You live in a city of three million people. One day, in the mail, you receive an invitation to go to a certain address on a certain date to attend a banquet. The banquet is being presented by the richest, most influential, most powerful, most important person in your city. You’ve never met the person nor had anything to do with him but, for a reason you can’t quite explain, you RSVP that you’ll attend. When the date comes around a limo pulls up in front of your residence. The driver escorts you to the vehicle and closes the door. While driving down the street you notice something strange. The sidewalk is littered with what looks like discarded invitations. Could it be that lots of people were invited and some turned it down? At any rate, as you arrive at the place of the mystery invitation you notice that other limos, hundreds of them, are bringing other people and dropping them off as well. While many had obviously rejected the invitation, you’re certainly far from being the only one who has accepted the offer.
You go up the stairs of the mansion and walk into a grand entryway. Your coat is taken by the doorman and you, as well as others who have just arrived, are ushered into a huge banquet room. Drinks are being served so, while Waiters are bringing stacks and stacks of food to the tables, you decide to relax and mingle with the crowd.
Soon someone asks, “So what brings you here?” As you begin to describe the curious invitation you overhear other people describing the same scenario.
The question, “So what brings you here,” is relevant since there is no obvious common denominator to the crowd that is gathering. Some are old. Some are young. Some are obviously wealthy professionals while many, maybe most now that you look around, seem destitute, homeless and perhaps mentally ill. The large number who still seem to be wearing their prison garb is a bit unsettling. Some of those walking in are men, some women. Some have come alone while others have brought their spouse and children. The only thing that everyone seems to have in common is that the owner of mansion is the one who issued the invitation and then went out got them.
Ok, enough of that. Here’s the point. That is what it’s like to become part of the family of God. Evangelicals, I think, put way too much emphasis on stuff like, “I accepted the Lord,” or “I came to Christ when . . .” or, “I got saved after . . .” These type of comments, while accurate to a point, make it sound as though we Christians had something to do with our salvation. In point of fact, when we come together to worship our Lord and Saviour Jesus the Christ, the common denominator, the only common denominator, is that God gave you and others in your situation an invitation.
He called you.
He got your attention.
He drew you to Jesus.
It was all God, from first to last.
For no reason other than His decision to do so, Creator God called you and relatively few other people, out of the general population, to become part of His family of believers. On the other hand, He says for us to tell others, even those that have thrown their invitations away, that the invitation remains open until our dying breath, or until the return of Jesus, whichever comes first.

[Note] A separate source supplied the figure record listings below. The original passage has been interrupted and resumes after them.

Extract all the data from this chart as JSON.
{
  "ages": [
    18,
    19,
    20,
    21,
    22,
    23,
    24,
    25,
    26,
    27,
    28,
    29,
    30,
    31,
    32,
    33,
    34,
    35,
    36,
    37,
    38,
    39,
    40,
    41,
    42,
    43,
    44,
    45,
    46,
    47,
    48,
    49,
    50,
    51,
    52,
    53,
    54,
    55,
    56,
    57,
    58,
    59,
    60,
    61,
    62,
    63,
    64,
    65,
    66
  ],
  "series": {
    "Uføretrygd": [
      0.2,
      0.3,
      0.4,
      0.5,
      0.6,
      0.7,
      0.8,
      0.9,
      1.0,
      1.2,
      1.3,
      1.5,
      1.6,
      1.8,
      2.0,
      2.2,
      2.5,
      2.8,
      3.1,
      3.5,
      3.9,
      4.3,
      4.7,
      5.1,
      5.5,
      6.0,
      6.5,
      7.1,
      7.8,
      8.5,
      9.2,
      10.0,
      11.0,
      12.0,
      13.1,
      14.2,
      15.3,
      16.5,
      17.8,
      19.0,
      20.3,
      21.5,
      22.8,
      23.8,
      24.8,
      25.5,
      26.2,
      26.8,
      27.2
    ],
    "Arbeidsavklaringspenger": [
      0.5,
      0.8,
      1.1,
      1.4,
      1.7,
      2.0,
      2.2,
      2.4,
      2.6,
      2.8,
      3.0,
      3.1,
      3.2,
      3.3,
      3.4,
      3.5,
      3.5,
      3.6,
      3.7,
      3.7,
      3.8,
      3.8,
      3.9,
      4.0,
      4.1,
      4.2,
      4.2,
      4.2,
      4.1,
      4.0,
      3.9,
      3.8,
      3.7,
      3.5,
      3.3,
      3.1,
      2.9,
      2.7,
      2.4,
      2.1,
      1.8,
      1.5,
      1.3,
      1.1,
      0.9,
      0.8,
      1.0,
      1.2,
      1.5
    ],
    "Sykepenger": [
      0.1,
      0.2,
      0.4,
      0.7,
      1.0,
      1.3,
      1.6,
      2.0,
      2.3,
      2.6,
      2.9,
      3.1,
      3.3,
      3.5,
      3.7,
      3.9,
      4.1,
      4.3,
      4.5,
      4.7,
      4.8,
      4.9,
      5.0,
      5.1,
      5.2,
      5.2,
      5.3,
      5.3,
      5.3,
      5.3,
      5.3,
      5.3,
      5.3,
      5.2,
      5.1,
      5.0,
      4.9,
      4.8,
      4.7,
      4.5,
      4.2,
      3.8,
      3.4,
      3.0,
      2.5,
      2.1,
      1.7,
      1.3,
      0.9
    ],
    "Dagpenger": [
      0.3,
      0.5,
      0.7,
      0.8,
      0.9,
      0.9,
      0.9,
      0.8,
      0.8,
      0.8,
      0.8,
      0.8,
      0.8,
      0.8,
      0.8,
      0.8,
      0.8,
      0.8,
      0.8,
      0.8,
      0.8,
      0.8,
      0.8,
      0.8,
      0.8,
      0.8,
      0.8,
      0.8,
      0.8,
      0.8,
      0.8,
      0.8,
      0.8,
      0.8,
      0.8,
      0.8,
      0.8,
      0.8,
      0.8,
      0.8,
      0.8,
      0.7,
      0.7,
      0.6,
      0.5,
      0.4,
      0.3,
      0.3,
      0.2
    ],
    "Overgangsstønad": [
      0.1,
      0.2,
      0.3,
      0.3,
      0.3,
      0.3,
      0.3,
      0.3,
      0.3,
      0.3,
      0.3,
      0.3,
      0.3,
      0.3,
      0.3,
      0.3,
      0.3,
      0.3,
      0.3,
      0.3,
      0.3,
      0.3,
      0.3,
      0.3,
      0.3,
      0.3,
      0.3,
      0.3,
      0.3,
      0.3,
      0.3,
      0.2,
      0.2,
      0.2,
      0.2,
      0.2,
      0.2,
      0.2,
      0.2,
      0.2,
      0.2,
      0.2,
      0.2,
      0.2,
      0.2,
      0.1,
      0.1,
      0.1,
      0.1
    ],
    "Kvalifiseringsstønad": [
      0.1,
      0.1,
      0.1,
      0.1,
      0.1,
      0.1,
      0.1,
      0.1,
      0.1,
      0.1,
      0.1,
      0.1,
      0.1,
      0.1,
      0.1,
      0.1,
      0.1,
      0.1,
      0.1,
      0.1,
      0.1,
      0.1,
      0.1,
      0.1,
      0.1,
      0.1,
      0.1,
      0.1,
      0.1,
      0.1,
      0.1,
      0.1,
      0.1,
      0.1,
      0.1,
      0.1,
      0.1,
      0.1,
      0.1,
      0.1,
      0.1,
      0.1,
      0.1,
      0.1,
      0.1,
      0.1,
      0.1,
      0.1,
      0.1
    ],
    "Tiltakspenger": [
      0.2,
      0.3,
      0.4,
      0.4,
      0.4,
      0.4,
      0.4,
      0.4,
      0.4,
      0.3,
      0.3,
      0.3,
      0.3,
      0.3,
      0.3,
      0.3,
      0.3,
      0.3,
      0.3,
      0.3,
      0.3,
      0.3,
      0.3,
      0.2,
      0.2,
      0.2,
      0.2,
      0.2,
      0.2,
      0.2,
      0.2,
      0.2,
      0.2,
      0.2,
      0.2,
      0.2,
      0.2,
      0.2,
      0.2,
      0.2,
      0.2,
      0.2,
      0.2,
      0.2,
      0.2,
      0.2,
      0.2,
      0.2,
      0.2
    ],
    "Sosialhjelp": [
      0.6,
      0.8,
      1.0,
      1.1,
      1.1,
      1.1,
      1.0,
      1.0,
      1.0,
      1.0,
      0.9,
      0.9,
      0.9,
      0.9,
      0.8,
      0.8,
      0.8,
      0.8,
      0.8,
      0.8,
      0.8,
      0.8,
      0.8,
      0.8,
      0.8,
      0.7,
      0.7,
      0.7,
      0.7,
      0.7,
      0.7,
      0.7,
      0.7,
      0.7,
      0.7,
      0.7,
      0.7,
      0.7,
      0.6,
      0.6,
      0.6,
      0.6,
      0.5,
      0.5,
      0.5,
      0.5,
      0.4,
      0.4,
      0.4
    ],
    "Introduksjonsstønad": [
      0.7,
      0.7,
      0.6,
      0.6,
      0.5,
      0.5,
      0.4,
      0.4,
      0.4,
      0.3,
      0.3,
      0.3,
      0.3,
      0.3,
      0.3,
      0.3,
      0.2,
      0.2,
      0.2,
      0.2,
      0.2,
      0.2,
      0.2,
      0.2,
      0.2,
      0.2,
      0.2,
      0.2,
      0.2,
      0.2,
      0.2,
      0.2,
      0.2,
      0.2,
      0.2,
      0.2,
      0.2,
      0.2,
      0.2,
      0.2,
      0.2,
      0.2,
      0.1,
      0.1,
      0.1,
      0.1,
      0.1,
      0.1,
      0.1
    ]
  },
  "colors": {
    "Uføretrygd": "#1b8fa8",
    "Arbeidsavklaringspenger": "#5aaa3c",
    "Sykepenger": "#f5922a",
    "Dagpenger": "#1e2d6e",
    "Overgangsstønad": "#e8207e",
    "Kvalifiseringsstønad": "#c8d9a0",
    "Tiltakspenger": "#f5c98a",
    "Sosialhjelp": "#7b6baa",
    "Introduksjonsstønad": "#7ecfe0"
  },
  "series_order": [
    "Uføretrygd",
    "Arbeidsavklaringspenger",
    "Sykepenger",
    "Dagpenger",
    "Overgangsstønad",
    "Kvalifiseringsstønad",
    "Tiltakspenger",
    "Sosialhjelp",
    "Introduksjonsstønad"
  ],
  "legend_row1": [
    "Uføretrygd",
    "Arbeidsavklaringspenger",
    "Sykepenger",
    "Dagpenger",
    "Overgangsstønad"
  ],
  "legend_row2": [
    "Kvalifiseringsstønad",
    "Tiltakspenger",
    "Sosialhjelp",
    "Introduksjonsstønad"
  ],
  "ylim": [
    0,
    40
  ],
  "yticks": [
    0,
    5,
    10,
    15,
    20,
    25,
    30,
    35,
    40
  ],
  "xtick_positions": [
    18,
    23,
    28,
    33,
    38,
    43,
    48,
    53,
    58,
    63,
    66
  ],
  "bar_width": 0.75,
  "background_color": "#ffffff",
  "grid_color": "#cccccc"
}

It’s as if the whole population of the world has been filing through some gate and God, at His discretion has been plucking people from here and there to go one direction while the majority continue filing down the path they’ve been on since birth.
This causes some people to ask, “How could a loving God condemn billions of people to hell?” That may be a good question but a better question is this. “Why would God take billions of people who deserve to be in hell and save them, at His own expense, for eternal salvation in heaven?” The rebellious cannot complain of hell because they are in fact guilty of rebellion. The saved cannot boast because they have done nothing to deserve salvation.
This choosing, this plucking, this “calling out” has nothing to do with who you are or what you’ve done. It has nothing to do with your gender or race or wealth or disposition.
The reasoning for the invitation may or may not become known at some date in the future but for now the only reason you have become part of the family of God has been His grace, His mercy, His calling, His choosing.
So if you’re ever sitting in Church and get asked by someone, “So what brings you here?” Remember, the answer is God - only God. Whether or not you’re saved at that point is a non issue because your being there is no accident.
It’s His house, His banquet, His invitation.